This course provides a foundational understanding of selected mathematics topics in machine learning and data science. Module 1 of the course focuses on key concepts and principles in statistical inference. Students will learn to apply basic inference principles of estimation and hypothesis testing, as well as use concentration inequalities and asymptotic theory to evaluate the properties of statistical methods. Module 1 will cover topics from both frequentist statistics and Bayesian statistics, as well as fundamentals of statistical decision theory.
Course type:
- AS track: elective
- AI track: elective
- Joint curriculum: foundational
Time: Given yearly
Teachers: Shaobo Jin (UU), Pierre Nyquist (CTH)
Examiner: Pierre Nyquist (CTH)
The participants are assumed to have a background in mathematics corresponding to the contents of the WASP-course “Introduction to Mathematics for Machine Learning”.

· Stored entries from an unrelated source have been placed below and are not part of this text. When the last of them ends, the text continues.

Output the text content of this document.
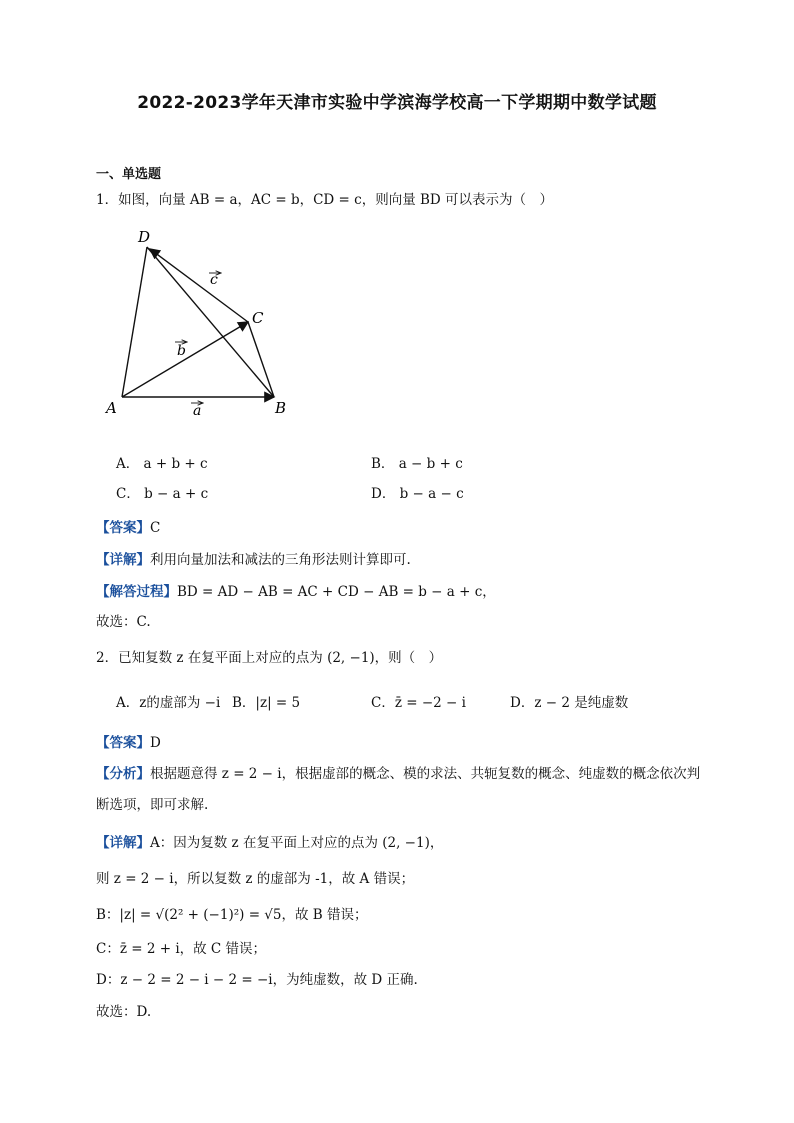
2022-2023学年天津市实验中学滨海学校高一下学期期中数学试题
一、单选题
1．如图，向量 AB = a，AC = b，CD = c，则向量 BD 可以表示为（　）
D
C
A	B
c
b
a
A． a + b + c	B． a − b + c
C． b − a + c	D． b − a − c
【答案】C
【详解】利用向量加法和减法的三角形法则计算即可.
【解答过程】BD = AD − AB = AC + CD − AB = b − a + c，
故选：C.
2．已知复数 z 在复平面上对应的点为 (2, −1)，则（　）
A．z的虚部为 −i B．|z| = 5	C．z̄ = −2 − i	D．z − 2 是纯虚数
【答案】D
【分析】根据题意得 z = 2 − i，根据虚部的概念、模的求法、共轭复数的概念、纯虚数的概念依次判
断选项，即可求解.
【详解】A：因为复数 z 在复平面上对应的点为 (2, −1)，
则 z = 2 − i，所以复数 z 的虚部为 -1，故 A 错误；
B：|z| = √(2² + (−1)²) = √5，故 B 错误；
C：z̄ = 2 + i，故 C 错误；
D：z − 2 = 2 − i − 2 = −i，为纯虚数，故 D 正确.
故选：D.
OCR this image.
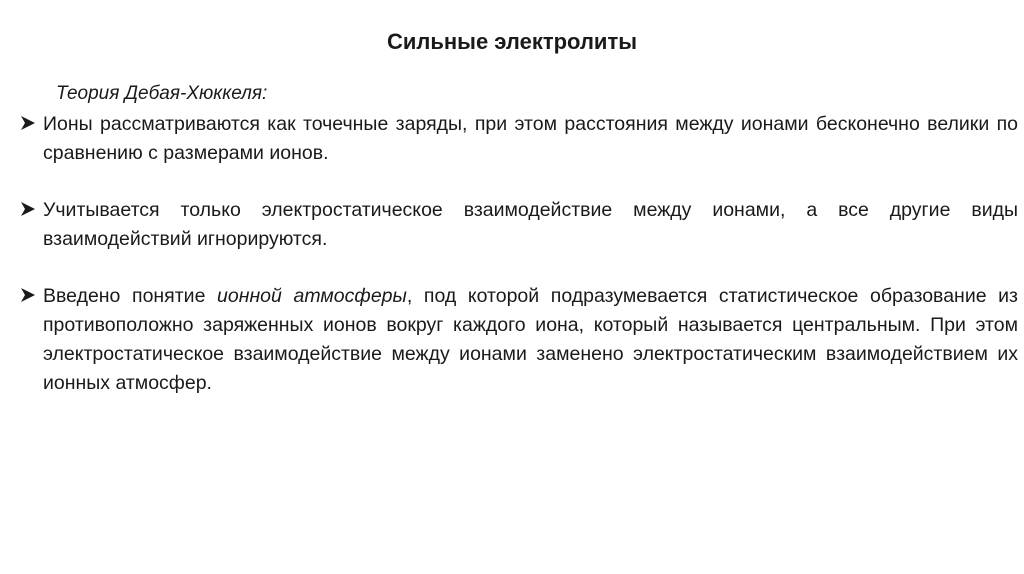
Сильные электролиты
Теория Дебая-Хюккеля:

Ионы рассматриваются как точечные заряды, при этом расстояния между ионами бесконечно велики по сравнению с размерами ионов.

Учитывается только электростатическое взаимодействие между ионами, а все другие виды взаимодействий игнорируются.

Введено понятие ионной атмосферы, под которой подразумевается статистическое образование из противоположно заряженных ионов вокруг каждого иона, который называется центральным. При этом электростатическое взаимодействие между ионами заменено электростатическим взаимодействием их ионных атмосфер.
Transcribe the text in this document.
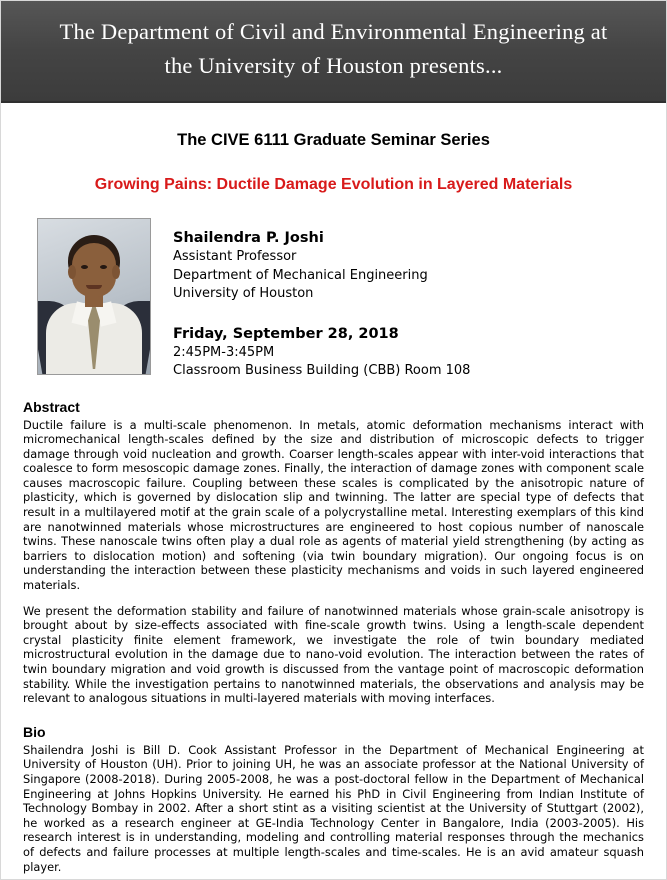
The Department of Civil and Environmental Engineering at
the University of Houston presents...
The CIVE 6111 Graduate Seminar Series
Growing Pains: Ductile Damage Evolution in Layered Materials
Shailendra P. Joshi
Assistant Professor
Department of Mechanical Engineering
University of Houston
Friday, September 28, 2018
2:45PM-3:45PM
Classroom Business Building (CBB) Room 108
Abstract

Ductile failure is a multi-scale phenomenon. In metals, atomic deformation mechanisms interact with micromechanical length-scales defined by the size and distribution of microscopic defects to trigger damage through void nucleation and growth. Coarser length-scales appear with inter-void interactions that coalesce to form mesoscopic damage zones. Finally, the interaction of damage zones with component scale causes macroscopic failure. Coupling between these scales is complicated by the anisotropic nature of plasticity, which is governed by dislocation slip and twinning. The latter are special type of defects that result in a multilayered motif at the grain scale of a polycrystalline metal. Interesting exemplars of this kind are nanotwinned materials whose microstructures are engineered to host copious number of nanoscale twins. These nanoscale twins often play a dual role as agents of material yield strengthening (by acting as barriers to dislocation motion) and softening (via twin boundary migration). Our ongoing focus is on understanding the interaction between these plasticity mechanisms and voids in such layered engineered materials.

We present the deformation stability and failure of nanotwinned materials whose grain-scale anisotropy is brought about by size-effects associated with fine-scale growth twins. Using a length-scale dependent crystal plasticity finite element framework, we investigate the role of twin boundary mediated microstructural evolution in the damage due to nano-void evolution. The interaction between the rates of twin boundary migration and void growth is discussed from the vantage point of macroscopic deformation stability. While the investigation pertains to nanotwinned materials, the observations and analysis may be relevant to analogous situations in multi-layered materials with moving interfaces.

Bio

Shailendra Joshi is Bill D. Cook Assistant Professor in the Department of Mechanical Engineering at University of Houston (UH). Prior to joining UH, he was an associate professor at the National University of Singapore (2008-2018). During 2005-2008, he was a post-doctoral fellow in the Department of Mechanical Engineering at Johns Hopkins University. He earned his PhD in Civil Engineering from Indian Institute of Technology Bombay in 2002. After a short stint as a visiting scientist at the University of Stuttgart (2002), he worked as a research engineer at GE-India Technology Center in Bangalore, India (2003-2005). His research interest is in understanding, modeling and controlling material responses through the mechanics of defects and failure processes at multiple length-scales and time-scales. He is an avid amateur squash player.
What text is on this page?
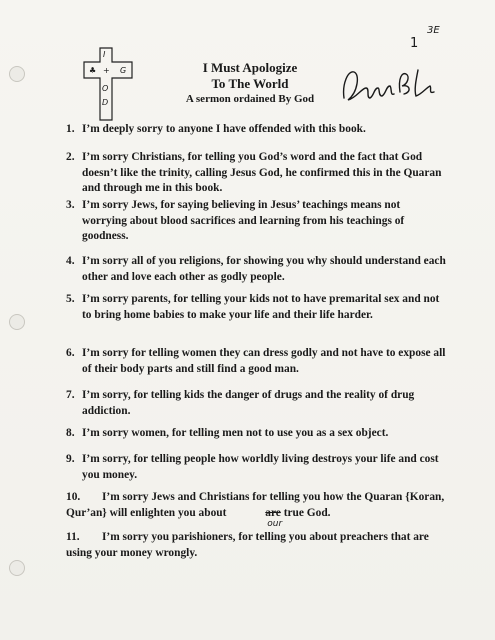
1
3E
I
♣ + G
O
D
I Must Apologize
To The World
A sermon ordained By God
1. I’m deeply sorry to anyone I have offended with this book.
2. I’m sorry Christians, for telling you God’s word and the fact that God doesn’t like the trinity, calling Jesus God, he confirmed this in the Quaran and through me in this book.
3. I’m sorry Jews, for saying believing in Jesus’ teachings means not worrying about blood sacrifices and learning from his teachings of goodness.
4. I’m sorry all of you religions, for showing you why should understand each other and love each other as godly people.
5. I’m sorry parents, for telling your kids not to have premarital sex and not to bring home babies to make your life and their life harder.
6. I’m sorry for telling women they can dress godly and not have to expose all of their body parts and still find a good man.
7. I’m sorry, for telling kids the danger of drugs and the reality of drug addiction.
8. I’m sorry women, for telling men not to use you as a sex object.
9. I’m sorry, for telling people how worldly living destroys your life and cost you money.
10.	I’m sorry Jews and Christians for telling you how the Quaran {Koran, Qur’an} will enlighten you about	are
our
true God.
11.	I’m sorry you parishioners, for telling you about preachers that are using your money wrongly.
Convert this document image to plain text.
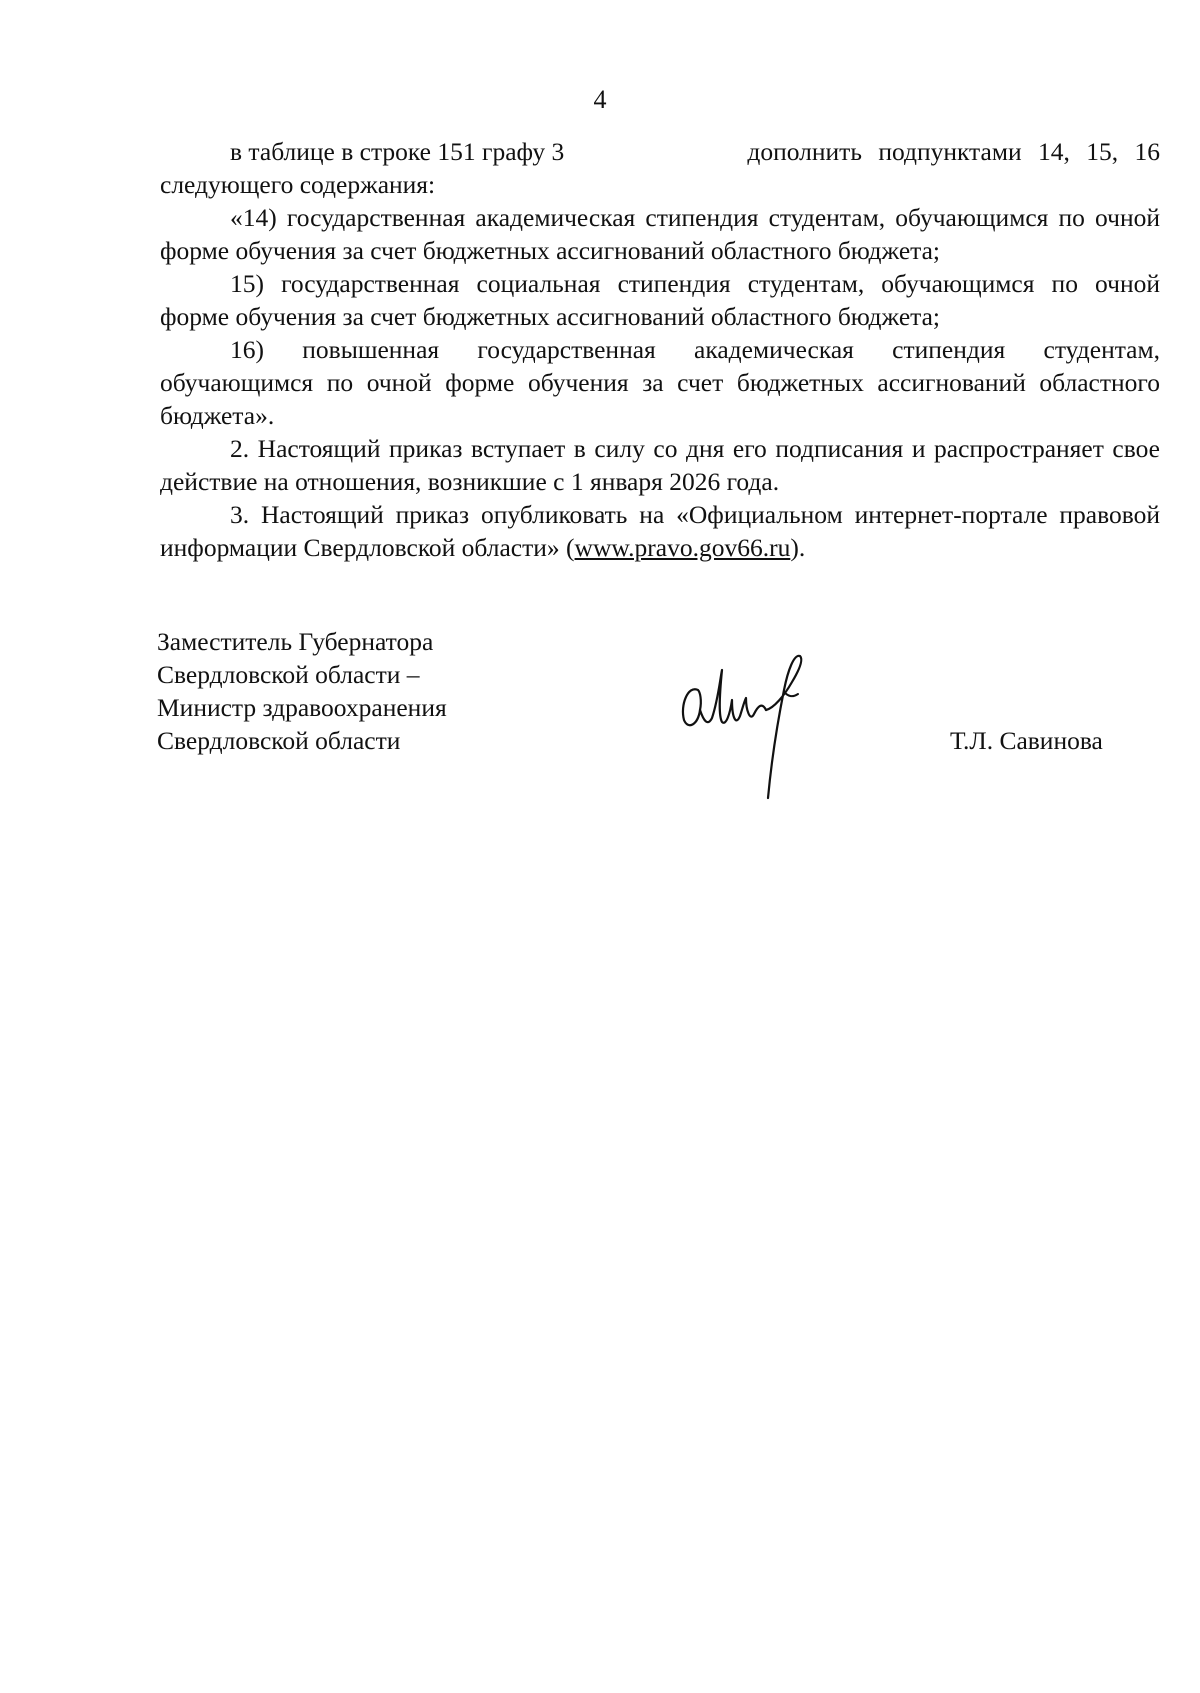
4
в таблице в строке 151 графу 3	дополнить подпунктами 14, 15, 16

следующего содержания:

«14) государственная академическая стипендия студентам, обучающимся по очной форме обучения за счет бюджетных ассигнований областного бюджета;

15) государственная социальная стипендия студентам, обучающимся по очной форме обучения за счет бюджетных ассигнований областного бюджета;

16) повышенная государственная академическая стипендия студентам, обучающимся по очной форме обучения за счет бюджетных ассигнований областного бюджета».

2. Настоящий приказ вступает в силу со дня его подписания и распространяет свое действие на отношения, возникшие с 1 января 2026 года.

3. Настоящий приказ опубликовать на «Официальном интернет-портале правовой информации Свердловской области» (www.pravo.gov66.ru).

Заместитель Губернатора
Свердловской области –
Министр здравоохранения
Свердловской области	Т.Л. Савинова
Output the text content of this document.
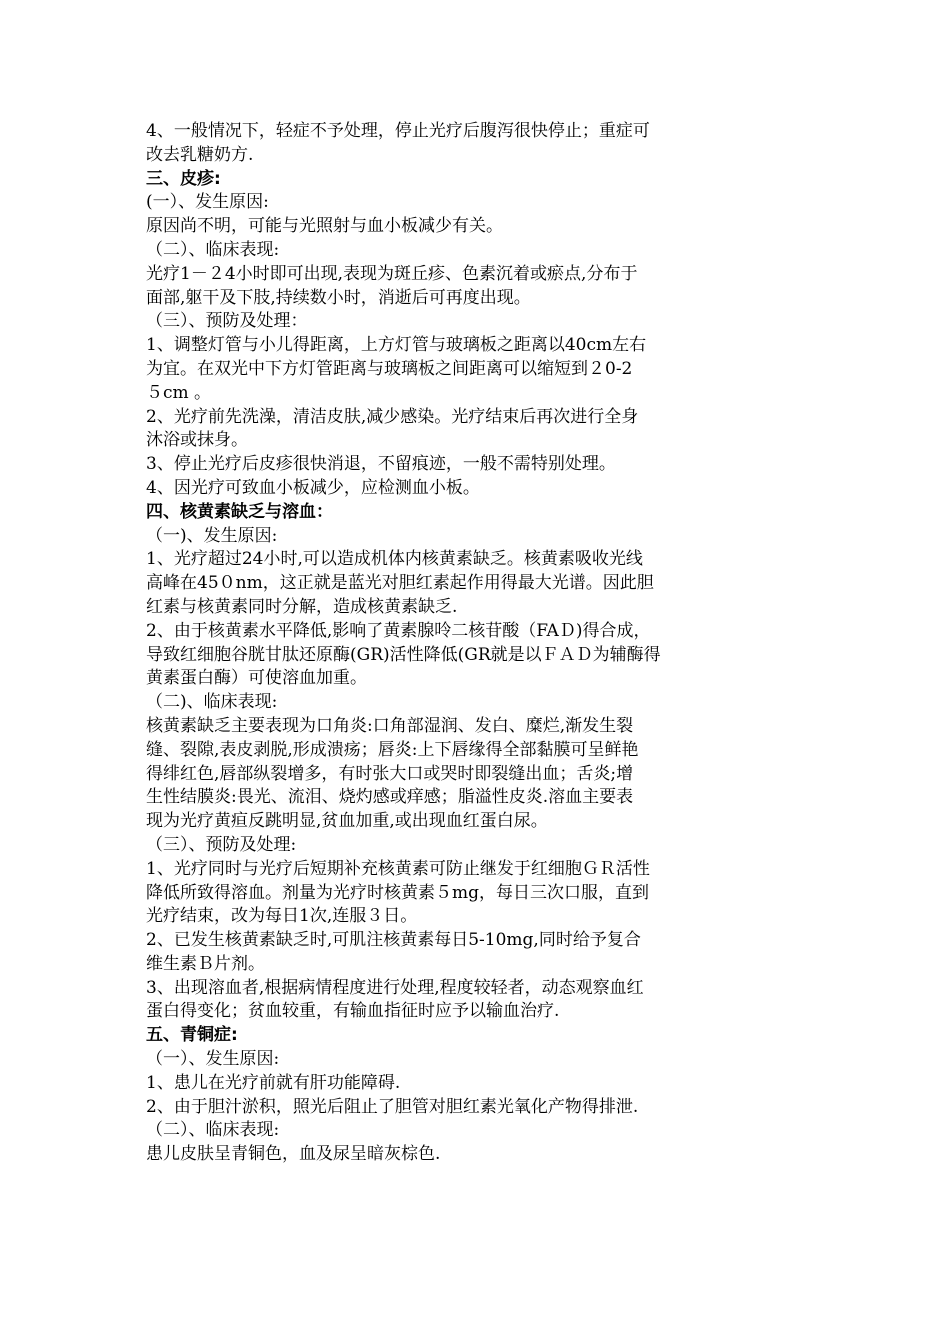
4、一般情况下，轻症不予处理，停止光疗后腹泻很快停止；重症可
改去乳糖奶方.
三、皮疹:
(一）、发生原因:
原因尚不明，可能与光照射与血小板减少有关。
（二）、临床表现:
光疗1－２4小时即可出现,表现为斑丘疹、色素沉着或瘀点,分布于
面部,躯干及下肢,持续数小时，消逝后可再度出现。
（三）、预防及处理：
1、调整灯管与小儿得距离，上方灯管与玻璃板之距离以40cm左右
为宜。在双光中下方灯管距离与玻璃板之间距离可以缩短到２0-2
５cm 。
2、光疗前先洗澡，清洁皮肤,减少感染。光疗结束后再次进行全身
沐浴或抹身。
3、停止光疗后皮疹很快消退，不留痕迹，一般不需特别处理。
4、因光疗可致血小板减少，应检测血小板。
四、核黄素缺乏与溶血：
（一)、发生原因:
1、光疗超过24小时,可以造成机体内核黄素缺乏。核黄素吸收光线
高峰在45０nm，这正就是蓝光对胆红素起作用得最大光谱。因此胆
红素与核黄素同时分解，造成核黄素缺乏.
2、由于核黄素水平降低,影响了黄素腺呤二核苷酸（FAＤ)得合成，
导致红细胞谷胱甘肽还原酶(GR)活性降低(GR就是以ＦＡＤ为辅酶得
黄素蛋白酶）可使溶血加重。
（二)、临床表现:
核黄素缺乏主要表现为口角炎:口角部湿润、发白、糜烂,渐发生裂
缝、裂隙,表皮剥脱,形成溃疡；唇炎:上下唇缘得全部黏膜可呈鲜艳
得绯红色,唇部纵裂增多，有时张大口或哭时即裂缝出血；舌炎;增
生性结膜炎:畏光、流泪、烧灼感或痒感；脂溢性皮炎.溶血主要表
现为光疗黄疸反跳明显,贫血加重,或出现血红蛋白尿。
（三）、预防及处理:
1、光疗同时与光疗后短期补充核黄素可防止继发于红细胞ＧＲ活性
降低所致得溶血。剂量为光疗时核黄素５mg，每日三次口服，直到
光疗结束，改为每日1次,连服３日。
2、已发生核黄素缺乏时,可肌注核黄素每日5-10mg,同时给予复合
维生素Ｂ片剂。
3、出现溶血者,根据病情程度进行处理,程度较轻者，动态观察血红
蛋白得变化；贫血较重，有输血指征时应予以输血治疗.
五、青铜症:
（一）、发生原因:
1、患儿在光疗前就有肝功能障碍.
2、由于胆汁淤积，照光后阻止了胆管对胆红素光氧化产物得排泄.
（二）、临床表现:
患儿皮肤呈青铜色，血及尿呈暗灰棕色.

After completing the course, students should be able to
Module1:
Apply basic principles of estimation and hypothesis testing.
Apply concentration inequalities and asymptotic theory to analyze the properties of different methods.
Apply statistical inference principles to construct optimal estimators and tests.
Describe the basics of statistical decision theory.
Describe the basics of Bayesian statistics.
Module2:
Define and describe some basic properties of a Markov chain.
Define and describe some standard computational methods for statistical inference, such as Markov chain Monte Carlo methods and regularized regression methods, and their properties.
Describe bootstrap and random forests.
Describe the boosting methodology.
Describe some standard methods for stochastic optimization.
Apply the above methods for different computational tasks.
In Module 1, we cover principles of statistical inference, concentration inequalities, asymptotic statistics, confidence intervals, risk and statistical decision theory.
In Module 2, we cover the basics of computer intensive methods, including Markov chain Monte Carlo, with applications in Bayesian statistics, bootstrap, Lasso, random forest, boosting and stochastic optimization.
Larry Wasserman (2004), All of Statistics, A Concise Course in Statistical Inference. Springer.
There will be two sets of homework assignments, coupled with the contents of the two on-site meetings. To pass the course, a minimum requirement on each of the modules must be met, and the homework assignments must be completed within the timeframe given.